The total population of the London, KY μSA changed from 126,565 in 2010 to 128,215 in 2018, a change of 1,650 (1.3%). Among all metros nationwide, London, KY μSA ranked 386th in 2018, based on total population. It ranked 319th based population change from 2010 to 2018 and ranked 456th based population percent change from 2010 to 2018.

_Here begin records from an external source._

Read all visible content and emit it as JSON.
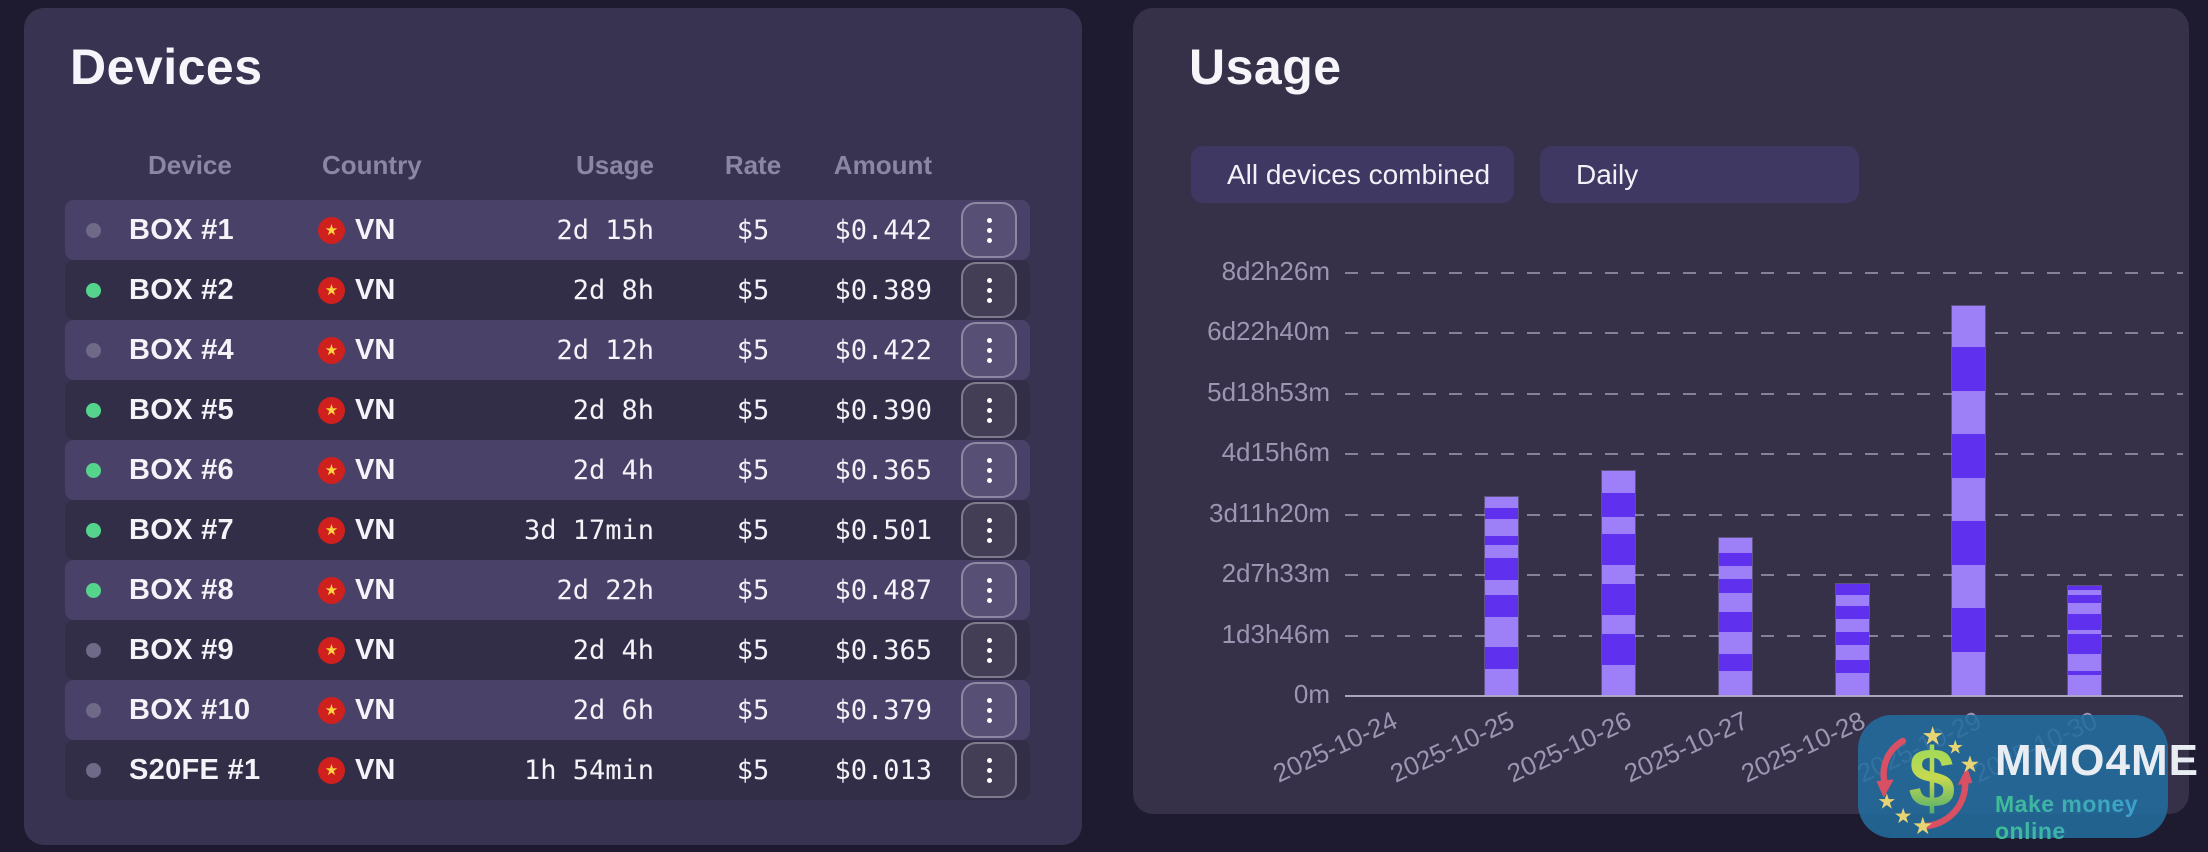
{
  "devices_panel": {
    "title": "Devices",
    "columns": [
      "Device",
      "Country",
      "Usage",
      "Rate",
      "Amount"
    ],
    "rows": [
      {
        "status": "offline",
        "name": "BOX #1",
        "country": "VN",
        "usage": "2d 15h",
        "rate": "$5",
        "amount": "$0.442",
        "highlighted": true
      },
      {
        "status": "online",
        "name": "BOX #2",
        "country": "VN",
        "usage": "2d 8h",
        "rate": "$5",
        "amount": "$0.389",
        "highlighted": false
      },
      {
        "status": "offline",
        "name": "BOX #4",
        "country": "VN",
        "usage": "2d 12h",
        "rate": "$5",
        "amount": "$0.422",
        "highlighted": true
      },
      {
        "status": "online",
        "name": "BOX #5",
        "country": "VN",
        "usage": "2d 8h",
        "rate": "$5",
        "amount": "$0.390",
        "highlighted": false
      },
      {
        "status": "online",
        "name": "BOX #6",
        "country": "VN",
        "usage": "2d 4h",
        "rate": "$5",
        "amount": "$0.365",
        "highlighted": true
      },
      {
        "status": "online",
        "name": "BOX #7",
        "country": "VN",
        "usage": "3d 17min",
        "rate": "$5",
        "amount": "$0.501",
        "highlighted": false
      },
      {
        "status": "online",
        "name": "BOX #8",
        "country": "VN",
        "usage": "2d 22h",
        "rate": "$5",
        "amount": "$0.487",
        "highlighted": true
      },
      {
        "status": "offline",
        "name": "BOX #9",
        "country": "VN",
        "usage": "2d 4h",
        "rate": "$5",
        "amount": "$0.365",
        "highlighted": false
      },
      {
        "status": "offline",
        "name": "BOX #10",
        "country": "VN",
        "usage": "2d 6h",
        "rate": "$5",
        "amount": "$0.379",
        "highlighted": true
      },
      {
        "status": "offline",
        "name": "S20FE #1",
        "country": "VN",
        "usage": "1h 54min",
        "rate": "$5",
        "amount": "$0.013",
        "highlighted": false
      }
    ]
  },
  "usage_panel": {
    "title": "Usage",
    "filters": {
      "devices": "All devices combined",
      "period": "Daily"
    }
  },
  "chart_data": {
    "type": "bar",
    "stacked": true,
    "title": "Usage",
    "xlabel": "",
    "ylabel": "",
    "grid": "dashed horizontal gridlines",
    "legend": "none",
    "categories": [
      "2025-10-24",
      "2025-10-25",
      "2025-10-26",
      "2025-10-27",
      "2025-10-28",
      "2025-10-29",
      "2025-10-30"
    ],
    "y_ticks": [
      "0m",
      "1d3h46m",
      "2d7h33m",
      "3d11h20m",
      "4d15h6m",
      "5d18h53m",
      "6d22h40m",
      "8d2h26m"
    ],
    "y_max_hours": 194.43,
    "totals_hours": [
      0,
      91,
      103,
      72,
      51,
      179,
      50
    ],
    "bars": [
      {
        "date": "2025-10-24",
        "total_hours": 0,
        "segments_hours": []
      },
      {
        "date": "2025-10-25",
        "total_hours": 91,
        "segments_hours": [
          12,
          10,
          14,
          10,
          7,
          10,
          6,
          4,
          8,
          5,
          5
        ]
      },
      {
        "date": "2025-10-26",
        "total_hours": 103,
        "segments_hours": [
          14,
          14,
          9,
          14,
          9,
          14,
          8,
          11,
          10
        ]
      },
      {
        "date": "2025-10-27",
        "total_hours": 72,
        "segments_hours": [
          11,
          8,
          10,
          9,
          9,
          6,
          6,
          6,
          7
        ]
      },
      {
        "date": "2025-10-28",
        "total_hours": 51,
        "segments_hours": [
          10,
          6,
          7,
          6,
          6,
          6,
          5,
          5
        ]
      },
      {
        "date": "2025-10-29",
        "total_hours": 179,
        "segments_hours": [
          20,
          20,
          20,
          20,
          20,
          20,
          20,
          20,
          19
        ]
      },
      {
        "date": "2025-10-30",
        "total_hours": 50,
        "segments_hours": [
          9,
          2,
          8,
          9,
          2,
          7,
          5,
          4,
          2,
          2
        ]
      }
    ]
  },
  "colors": {
    "page_bg": "#1e1a2f",
    "devices_panel_bg": "#393352",
    "usage_panel_bg": "#363049",
    "row_highlight": "#4a4169",
    "row_normal": "#332e48",
    "bar_segment_light": "#9d7ff7",
    "bar_segment_dark": "#6030ef",
    "status_online": "#55d48c",
    "status_offline": "#6e6a87",
    "flag_red": "#d0201e",
    "flag_star_yellow": "#ffd43d",
    "axis_text": "#9b96b2"
  },
  "watermark": {
    "title": "MMO4ME",
    "subtitle": "Make money online",
    "logo": "dollar-sign-with-stars-and-arrows"
  }
}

With the release of the 2023 Statistical Area definitions, the London micropolitan area was renamed Corbin micropolitan area and Clay County was added to the μSA.

==Counties==
- Clay
- Knox
- Laurel
- Whitley

==Communities==

===Incorporated places===
- Barbourville (Knox)
- Corbin (Whitley, Laurel, and Knox)
- London (Laurel)

- Williamsburg (Whitley)

===Census-designated places===
Note: All census-designated places are unincorporated.

====Knox County====
- Artemus
- Flat Lick
- North Corbin (part)

====Laurel County====

- London
- East Bernstadt
- North Corbin (part)

====Whitley County====
- Emlyn
- Pleasant View
- Rockholds

===Unincorporated places===
====Knox County====
- Bimble
- Bryants Store
- Cannon
- Crane Nest
- Dewitt
- Girdler
- Green Road
- Heidrick
- Himyar
- Hinkle
- Kayjay
- Mills
- Powers Coal Camp
- Salt Gum
- Scalf
- The Forks of Stinking
- Trosper
- Walker
- Warren
- Watch
- Woollum

====Laurel County====
- Atlanta
- Bernstadt
- Boreing
- Buch
- Bush
- Cruise
- Keavy
- Lake
- Lily
- Pittsburg
- Sublimity City
- Symbol

====Whitley County====
- Carpenter
- Dixie
- Gatliff
- Goldbug
- Julip
- Lot
- Louden Coal Camp
- Lucky
- Mountain Ash
- Nevisdale
- Rain
- Red Ash Coal Camp
- Redbird
- Saxton
- Scuffletown
- Watts Creek Jellico Coal Company
- Wofford
- Woodbine
- Yaden

==Demographics==
As of the census of 2000, there were 88,580 people, 34,163 households, and 25,414 families residing within the CSA. The racial makeup of the CSA was 97.66% White, 0.6% African American, 0.2% Native American, 0.3% Asian, 0.002% Pacific Islander, 0.2% from other races, and 1.0% from two or more races. Hispanics or Latinos of any race were 1.1% of the population.

The median income for a household in the CSA was $25,254, and the median income for a family was $30,193. Males had a median income of $21,507 versus $15,031 for females. The per capita income for the CSA was $13,603.